Bu kişi, olağanüstü derecede yaşlı biriydi. Hatta Efendimiz’in ‘(sav) dedelerinden (tam 17 kuşak öncesi) Nizar vefat edince Mudar ve diğer oğulları arasında miras taksimini Satih’in yaptığı söylenir. Efendimizin atalarını sayacak olursak, Satih’in ne kadar yaşlı olduğu anlaşılır.
Peygamberimiz’in babası Abdullah, Onun babası Şeybe (Andülmuttalib) onun babası Haşim, onun babası Abdimenaf, onun babası Kusayy, onun babası Hakim, onun babası Mürre, onun babası Ka’b, onun babası Lüveyy, onun babası Fihr, onun babası Malik, onun babası Nadr, onun babası Kinane, onun babası Huzeyme, onun babası Müdrike, onun babası İlyas, onun babası Mudar, onun babası da Nizar’dı.. İşte Satih bu 17 kuşağı görmüş, yaşlılık konusunu abartmış bir insandı.
Esasen Yemen’li olup Şam tarafında bir manastıra yerleşip kalmıştı. Bedeninde hiç kemik yoktu. Şekil ve kıyafetçe benzeri görülmemiş, daima arka üstü yatan bir kimseydi.

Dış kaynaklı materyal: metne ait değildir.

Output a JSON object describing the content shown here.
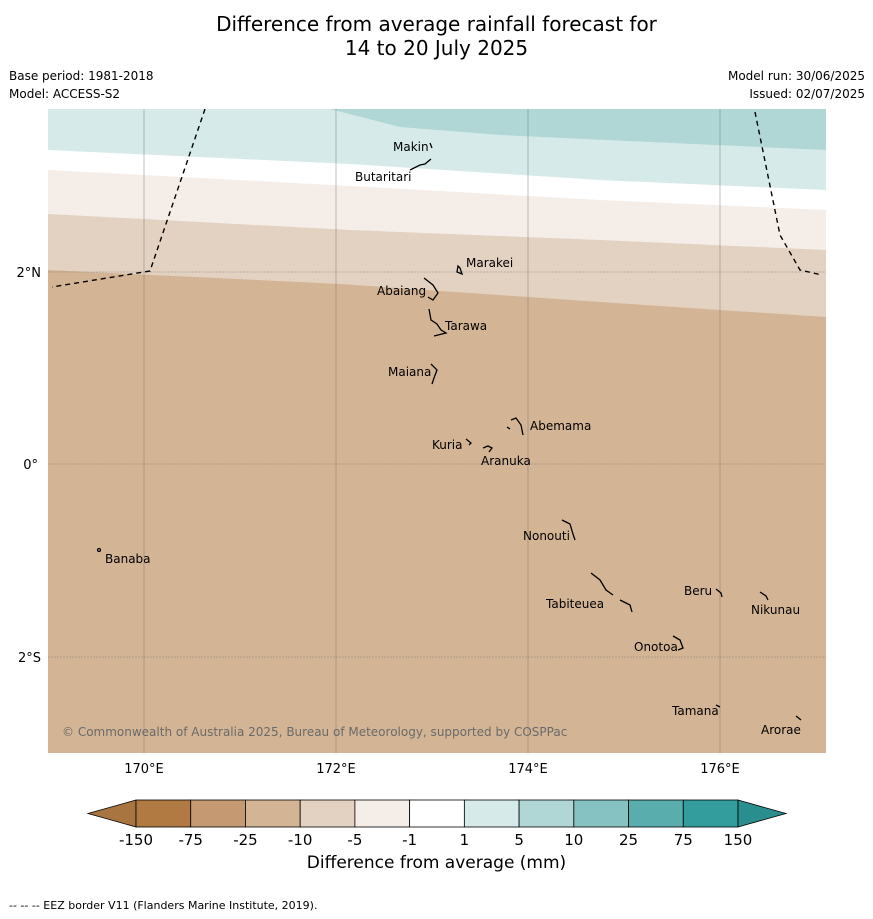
{
  "title_line1": "Difference from average rainfall forecast for",
  "title_line2": "14 to 20 July 2025",
  "base_period": "Base period: 1981-2018",
  "model": "Model: ACCESS-S2",
  "model_run": "Model run: 30/06/2025",
  "issued": "Issued: 02/07/2025",
  "copyright": "© Commonwealth of Australia 2025, Bureau of Meteorology, supported by COSPPac",
  "footer": "--  --  -- EEZ border V11 (Flanders Marine Institute, 2019).",
  "colorbar": {
    "label": "Difference from average (mm)",
    "ticks": [
      "-150",
      "-75",
      "-25",
      "-10",
      "-5",
      "-1",
      "1",
      "5",
      "10",
      "25",
      "75",
      "150"
    ],
    "colors": [
      "#a87540",
      "#b17a43",
      "#c59a73",
      "#d3b494",
      "#e3d1c1",
      "#f4ede8",
      "#ffffff",
      "#d6eae9",
      "#b0d6d6",
      "#86c2c2",
      "#5aadad",
      "#339c9c",
      "#2a8e8e"
    ]
  },
  "map": {
    "lon_labels": [
      "170°E",
      "172°E",
      "174°E",
      "176°E"
    ],
    "lat_labels": [
      "2°N",
      "0°",
      "2°S"
    ],
    "lon_values": [
      170,
      172,
      174,
      176
    ],
    "lat_values": [
      2,
      0,
      -2
    ],
    "extent": {
      "lon_min": 169,
      "lon_max": 177.1,
      "lat_min": -3,
      "lat_max": 3.7
    },
    "fill_colors": {
      "band_10_25": "#b0d6d6",
      "band_5_10": "#d6eae9",
      "band_1_5": "#ffffff",
      "band_m1_1": "#f4ede8",
      "band_m5_m1": "#e3d1c1",
      "band_m10_m5": "#d3b494"
    },
    "islands": [
      {
        "name": "Makin"
      },
      {
        "name": "Butaritari"
      },
      {
        "name": "Marakei"
      },
      {
        "name": "Abaiang"
      },
      {
        "name": "Tarawa"
      },
      {
        "name": "Maiana"
      },
      {
        "name": "Abemama"
      },
      {
        "name": "Kuria"
      },
      {
        "name": "Aranuka"
      },
      {
        "name": "Nonouti"
      },
      {
        "name": "Banaba"
      },
      {
        "name": "Tabiteuea"
      },
      {
        "name": "Beru"
      },
      {
        "name": "Nikunau"
      },
      {
        "name": "Onotoa"
      },
      {
        "name": "Tamana"
      },
      {
        "name": "Arorae"
      }
    ]
  }
}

Bir yere götürüleceği zaman kendisini çuval gibi toplayıp hayvan üstüne yükletirlermiş. Velhasıl, insana benzemez, dilinden başka azası oynamaz acaib bir insan olup buna rağmen gayet güzel, düzgün fesih ve beliğ sözler söyler ve nice sonra meydana gelecek şeylerden bahsedermiş.
Biz mevzumuza gelelim.
Abdülmesih büyük bir süratle Satih’in bulunduğu Şam’a geldi. Yanına girip selam verdi ama Satih o anda ölüm döşeğindeydi. Gözleri artık kapanmış olup Abdülmesih’in selamını işitmiyor, bünya kelâmı kulağına gitmiyordu.

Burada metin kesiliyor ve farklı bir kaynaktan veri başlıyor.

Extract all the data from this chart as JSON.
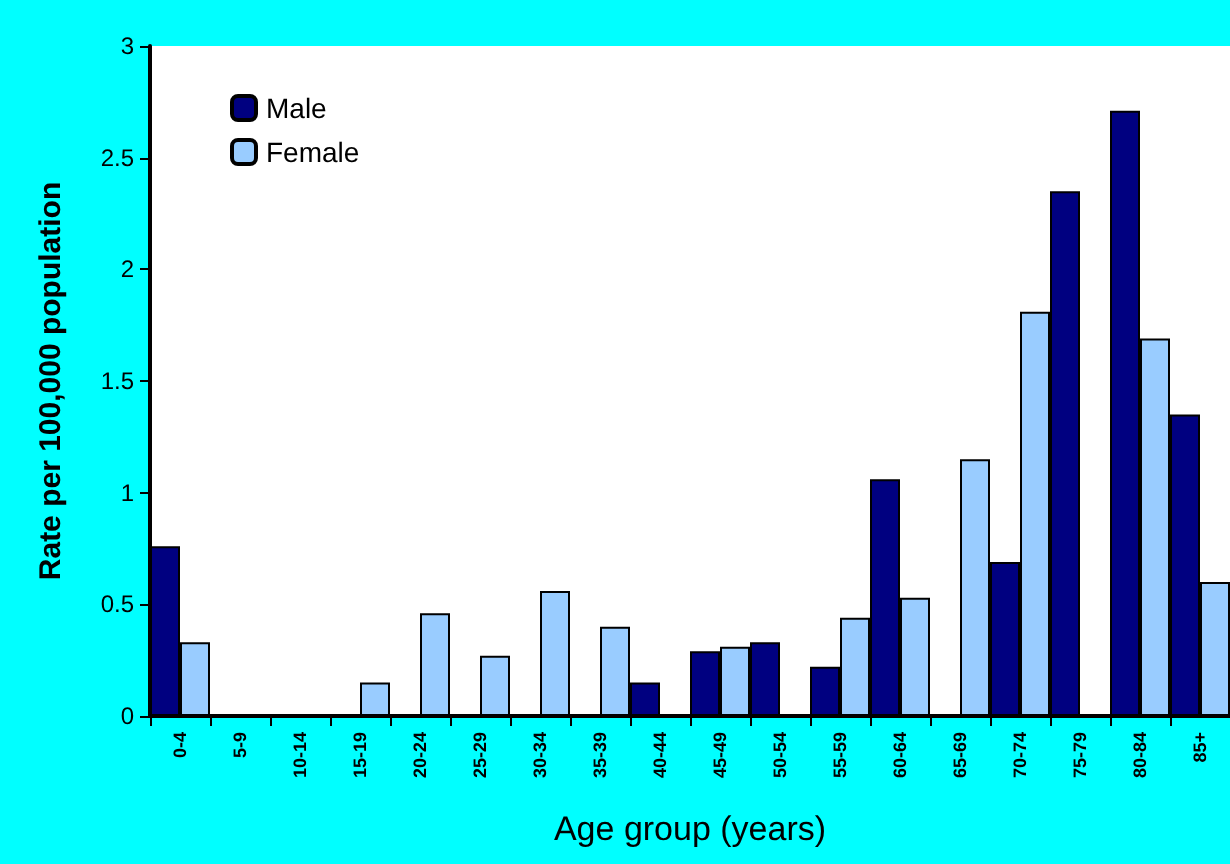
{
  "chart_data": {
    "type": "bar",
    "xlabel": "Age group (years)",
    "ylabel": "Rate per 100,000 population",
    "categories": [
      "0-4",
      "5-9",
      "10-14",
      "15-19",
      "20-24",
      "25-29",
      "30-34",
      "35-39",
      "40-44",
      "45-49",
      "50-54",
      "55-59",
      "60-64",
      "65-69",
      "70-74",
      "75-79",
      "80-84",
      "85+"
    ],
    "series": [
      {
        "name": "Male",
        "color": "#000080",
        "values": [
          0.76,
          0,
          0,
          0,
          0,
          0,
          0,
          0,
          0.15,
          0.29,
          0.33,
          0.22,
          1.06,
          0,
          0.69,
          2.35,
          2.71,
          1.35
        ]
      },
      {
        "name": "Female",
        "color": "#99ccff",
        "values": [
          0.33,
          0,
          0,
          0.15,
          0.46,
          0.27,
          0.56,
          0.4,
          0,
          0.31,
          0,
          0.44,
          0.53,
          1.15,
          1.81,
          0,
          1.69,
          0.6
        ]
      }
    ],
    "ylim": [
      0,
      3
    ],
    "yticks": [
      0,
      0.5,
      1,
      1.5,
      2,
      2.5,
      3
    ],
    "grid": false,
    "legend": "top left"
  }
}
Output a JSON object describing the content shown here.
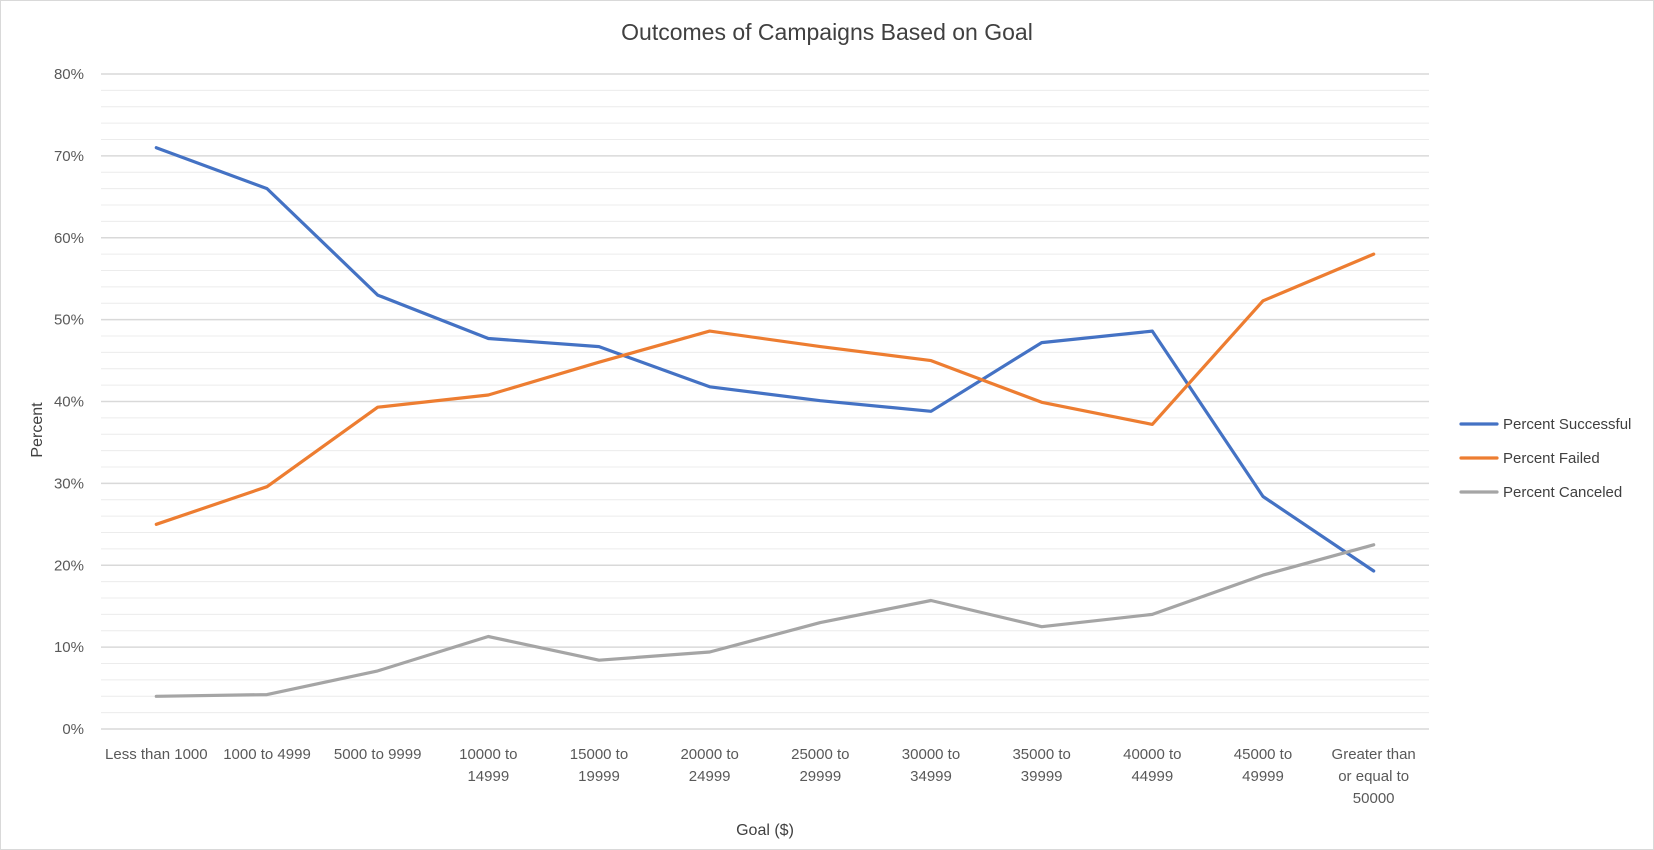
{
  "chart_data": {
    "type": "line",
    "title": "Outcomes of Campaigns Based on Goal",
    "xlabel": "Goal ($)",
    "ylabel": "Percent",
    "ylim": [
      0,
      0.8
    ],
    "y_ticks": [
      "0%",
      "10%",
      "20%",
      "30%",
      "40%",
      "50%",
      "60%",
      "70%",
      "80%"
    ],
    "y_tick_values": [
      0,
      0.1,
      0.2,
      0.3,
      0.4,
      0.5,
      0.6,
      0.7,
      0.8
    ],
    "grid": true,
    "legend_position": "right",
    "categories": [
      [
        "Less than 1000"
      ],
      [
        "1000 to 4999"
      ],
      [
        "5000 to 9999"
      ],
      [
        "10000 to",
        "14999"
      ],
      [
        "15000 to",
        "19999"
      ],
      [
        "20000 to",
        "24999"
      ],
      [
        "25000 to",
        "29999"
      ],
      [
        "30000 to",
        "34999"
      ],
      [
        "35000 to",
        "39999"
      ],
      [
        "40000 to",
        "44999"
      ],
      [
        "45000 to",
        "49999"
      ],
      [
        "Greater than",
        "or equal to",
        "50000"
      ]
    ],
    "series": [
      {
        "name": "Percent Successful",
        "color": "#4472c4",
        "values": [
          0.71,
          0.66,
          0.53,
          0.477,
          0.467,
          0.418,
          0.401,
          0.388,
          0.472,
          0.486,
          0.284,
          0.193
        ]
      },
      {
        "name": "Percent Failed",
        "color": "#ed7d31",
        "values": [
          0.25,
          0.296,
          0.393,
          0.408,
          0.448,
          0.486,
          0.467,
          0.45,
          0.399,
          0.372,
          0.523,
          0.58
        ]
      },
      {
        "name": "Percent Canceled",
        "color": "#a5a5a5",
        "values": [
          0.04,
          0.042,
          0.071,
          0.113,
          0.084,
          0.094,
          0.13,
          0.157,
          0.125,
          0.14,
          0.188,
          0.225
        ]
      }
    ]
  }
}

Onun bu hâli Abdülmesih’e çok dokundu. Satih’e tesir edecek, içli bir kaside söyledi..
“Acaba Yemen’in yücesi sağır mıdır? Yoksa işitmiyor mu? Yoksa ölüp gitti de bizleri de bütün bütün üzüntüde mi bıraktı?
Ey faziletli büyüğüm, ve ey müşküllerin halledicisi!
Yeğenin, bütün bilginlerin aciz kaldığı büyük işleri senden sorup öğrenmek ister…”
Bunun üzerine Satih gözlerini açtı ve dedi ki:
“Abdülmesih süratle Satih’e geldi. Satih ise kabre girmek üzere. Seni Sasani hükümdarı gönderdi. Sarayının sarsılması ve ateşin sönmesi nedendir diye soruyor. Ve Mübedan’ın gördüğü rüyanın tabirini istiyor. Mübedan rüyasında dik başlı develer, yağız atlar gördü.
Ey Abdülmesih, öyle bir zaman gelecek ki okumak çoğalacak, asa sahibi meydana çıkacak. İran’ın ateşi sönecek, Semâve vadisi taşacak, Sâve gölü kuruyacak. O zaman Şam, Satih için artık Şam değildir. Sasanilerden, yıkılan kolon sayısınca (14 tane) hükümdar gelir ve ondan sonra olacak olur…” bunu söyleyip vefat etti.
Abdülmesih İran’a döndü, ve Satih’in söylediklerini bir bir anlattı.
Nuşirevân, kendi iktidarı döneminde bir şey olacağından endişe ediyordu. Bu cevap onu memnun etti. “Bizden sonra 14 hükümdar gelip geçinceye kadar neler olur..” dedi..
Gerçekten de normal şartlarda 14 hükümdarın gelip geçmesi yüzlerce yıl sürerdi. Belki yarım bin yıl.. Ama onların düşündüğü gibi olmadı. Nuşirevan’dan sonra Sasaniler bir karışıklık dönemi geçirdi ve 4 sene içinde 10 tane hükümdar gelip geçti. Son olarak Hz. Osman döneminde, yani 70 küsür yıl sonra Yezdücürd’ün hükümdarlığı döneminde İran, Arapların eline geçti.